The government has ordered 10m coronavirus antibody tests as new figures show 17 per cent of Londoners have already caught Covid-19.
The tests, from pharmaceutical companies Roche and Abbott’s, will first be administered to staff, residents and patients in healthcare or care home settings and will be available in the “coming months”.
Announcing the order, health secretary Matt Hancock said: “It’s not just about the clinical advances these tests can bring, although obviously that’s important.
“It’s knowing that you have these antibodies that will help us understand more in the future if you are at lower risk of catching coronavirus, dying from coronavirus and transmitting coronavirus.”
The finger prick tests show if someone has coronavirus antibodies and therefore has already had the disease.
It has been speculated that anyone with antibodies could be immune, but this has not yet been confirmed.
Hancock said an initial antibody test study found that an estimated 17 per cent of people in London and “around five per cent or higher in the rest of the country” had contracted coronavirus at some point.
The health secretary also announced a new trial of a “rapid turnaround” swab coronavirus test which shows if you have Covid-19 at the time of testing.
A trial of the rapid tests, which give a result in 20 minutes, will begin in Hampshire immediately.
The trial will take place for six weeks, before being rolled out nationally if effective.
In a statement, Hancock said: “This new test could provide accurate results almost on the spot. This will enable health and care workers to carry on with their shift or immediately isolate on the same day, and could eventually offer the same benefit to the whole country.
“This could change the way that we control Covid-19 across the country, getting those with negative results back into society as quickly as possible.”
The rapid testing would help the government carry out its test, track and trace programme, which is due to start on 1 June.

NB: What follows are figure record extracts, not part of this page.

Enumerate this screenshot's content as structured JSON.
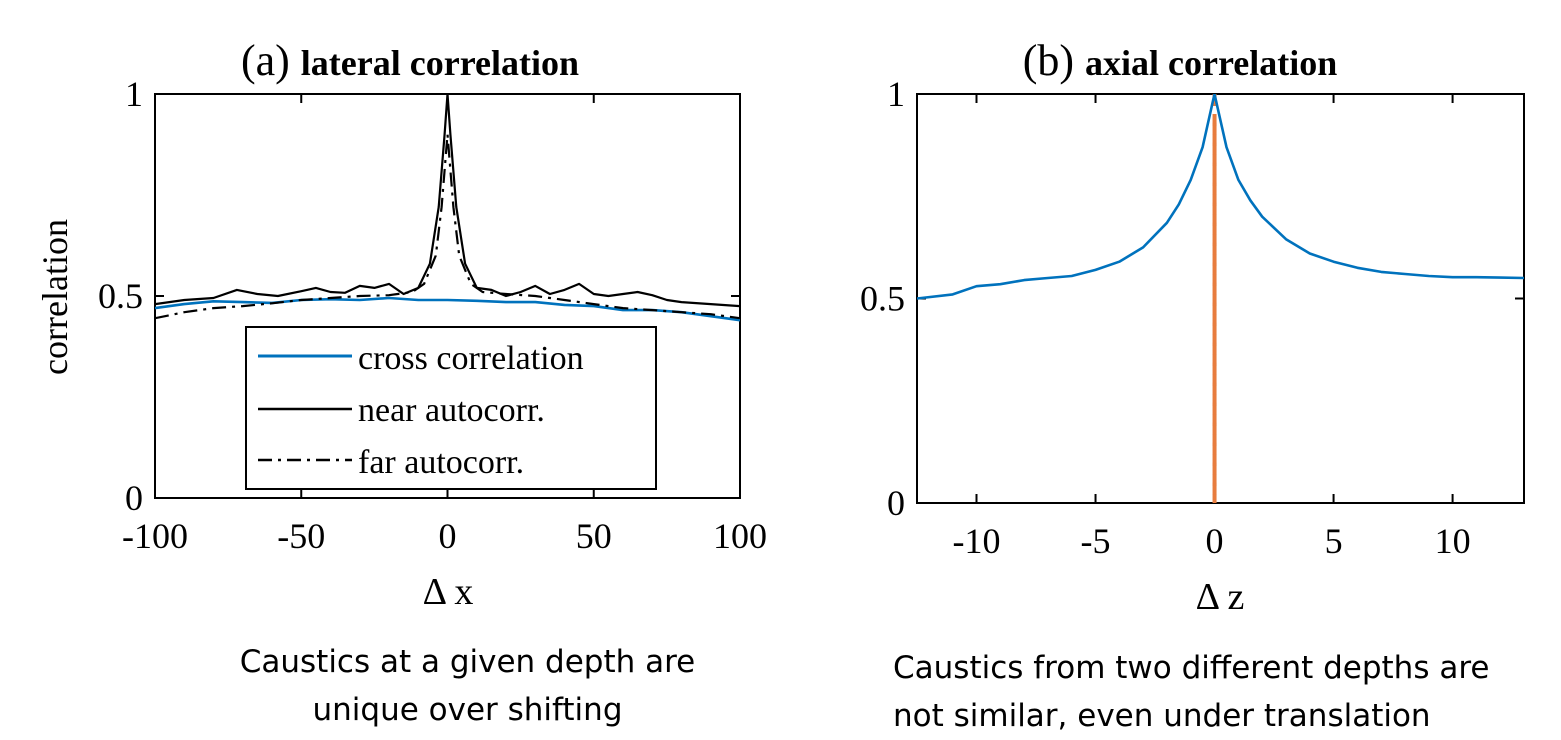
{
  "chart_data": [
    {
      "type": "line",
      "panel_label": "(a)",
      "title": "lateral correlation",
      "xlabel": "Δ x",
      "ylabel": "correlation",
      "xlim": [
        -100,
        100
      ],
      "ylim": [
        0,
        1
      ],
      "x_ticks": [
        "-100",
        "-50",
        "0",
        "50",
        "100"
      ],
      "y_ticks": [
        "0",
        "0.5",
        "1"
      ],
      "legend_position": "bottom-center",
      "series": [
        {
          "name": "cross correlation",
          "color": "#0072BD",
          "style": "solid",
          "x": [
            -100,
            -90,
            -80,
            -70,
            -60,
            -50,
            -40,
            -30,
            -20,
            -10,
            0,
            10,
            20,
            30,
            40,
            50,
            60,
            70,
            80,
            90,
            100
          ],
          "y": [
            0.47,
            0.48,
            0.487,
            0.485,
            0.483,
            0.49,
            0.492,
            0.49,
            0.495,
            0.49,
            0.49,
            0.488,
            0.485,
            0.485,
            0.478,
            0.475,
            0.465,
            0.465,
            0.46,
            0.45,
            0.44
          ]
        },
        {
          "name": "near autocorr.",
          "color": "#000000",
          "style": "solid",
          "x": [
            -100,
            -90,
            -80,
            -72,
            -65,
            -58,
            -50,
            -45,
            -40,
            -35,
            -30,
            -25,
            -20,
            -15,
            -10,
            -6,
            -3,
            -1,
            0,
            1,
            3,
            6,
            10,
            15,
            20,
            25,
            30,
            35,
            40,
            45,
            50,
            55,
            60,
            65,
            70,
            75,
            80,
            90,
            100
          ],
          "y": [
            0.48,
            0.49,
            0.495,
            0.515,
            0.505,
            0.5,
            0.512,
            0.52,
            0.51,
            0.508,
            0.525,
            0.52,
            0.53,
            0.505,
            0.52,
            0.58,
            0.72,
            0.9,
            1.0,
            0.9,
            0.72,
            0.58,
            0.52,
            0.515,
            0.5,
            0.51,
            0.525,
            0.505,
            0.515,
            0.53,
            0.505,
            0.5,
            0.505,
            0.51,
            0.502,
            0.49,
            0.485,
            0.48,
            0.475
          ]
        },
        {
          "name": "far autocorr.",
          "color": "#000000",
          "style": "dashdot",
          "x": [
            -100,
            -90,
            -80,
            -70,
            -60,
            -50,
            -40,
            -30,
            -20,
            -12,
            -8,
            -4,
            -2,
            0,
            2,
            4,
            8,
            12,
            20,
            30,
            40,
            50,
            60,
            70,
            80,
            90,
            100
          ],
          "y": [
            0.445,
            0.46,
            0.47,
            0.475,
            0.482,
            0.49,
            0.495,
            0.5,
            0.502,
            0.51,
            0.53,
            0.6,
            0.72,
            0.9,
            0.72,
            0.6,
            0.53,
            0.51,
            0.505,
            0.5,
            0.49,
            0.48,
            0.47,
            0.465,
            0.46,
            0.455,
            0.445
          ]
        }
      ]
    },
    {
      "type": "line",
      "panel_label": "(b)",
      "title": "axial correlation",
      "xlabel": "Δ z",
      "ylabel": "",
      "xlim": [
        -12.5,
        13
      ],
      "ylim": [
        0,
        1
      ],
      "x_ticks": [
        "-10",
        "-5",
        "0",
        "5",
        "10"
      ],
      "y_ticks": [
        "0",
        "0.5",
        "1"
      ],
      "series": [
        {
          "color": "#0072BD",
          "style": "solid",
          "x": [
            -12.5,
            -11,
            -10,
            -9,
            -8,
            -7,
            -6,
            -5,
            -4,
            -3,
            -2,
            -1.5,
            -1,
            -0.5,
            0,
            0.5,
            1,
            1.5,
            2,
            3,
            4,
            5,
            6,
            7,
            8,
            9,
            10,
            11,
            12,
            13
          ],
          "y": [
            0.5,
            0.51,
            0.53,
            0.535,
            0.545,
            0.55,
            0.555,
            0.57,
            0.59,
            0.625,
            0.685,
            0.73,
            0.79,
            0.87,
            1.0,
            0.87,
            0.79,
            0.74,
            0.7,
            0.645,
            0.61,
            0.59,
            0.575,
            0.565,
            0.56,
            0.555,
            0.552,
            0.552,
            0.551,
            0.55
          ]
        }
      ],
      "reference_line": {
        "x": 0,
        "color": "#E87D3E",
        "style": "dashed"
      }
    }
  ],
  "captions": {
    "a": [
      "Caustics at a given depth are",
      "unique over shifting"
    ],
    "b": [
      "Caustics from two different depths are",
      "not similar, even under translation"
    ]
  }
}
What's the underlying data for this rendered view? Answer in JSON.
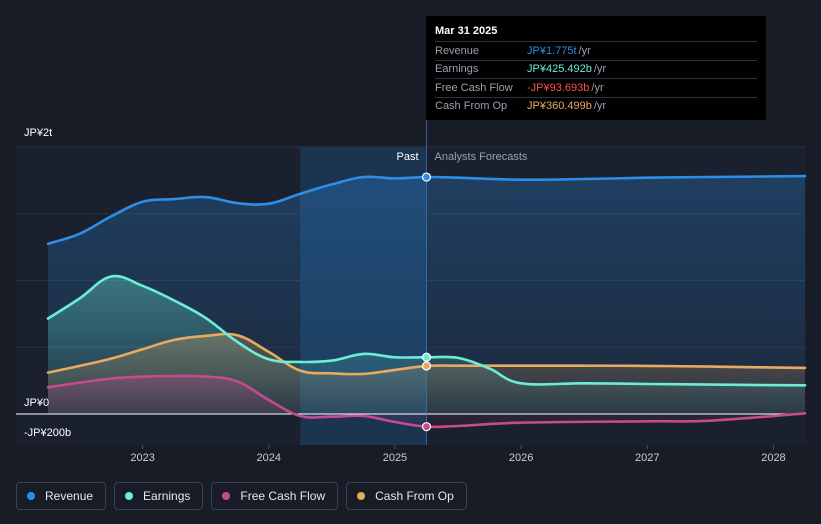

Boris Johnson said the system would be “world beating” and will utilise 25,000 recently recruited contact tracers.
However, the rollout of the programme will happen without the NHS app that is being trialled in the Isle of Wight.
Home minister James Brokenshire said today that there was “no definitive timeline” on when the app will be rolled out nationally and that there had been issues during the trial.
Contact tracing has been used to great effect in South Korea, which has had less than 300 deaths from coronavirus.
The UK app, when launched, will allow people to alert the NHS if they have coronavirus-like symptoms.
The app will then send a message to those who have been in contact with the person displaying symptoms, with tests then administered to all those who need them and instructions to self-isolate.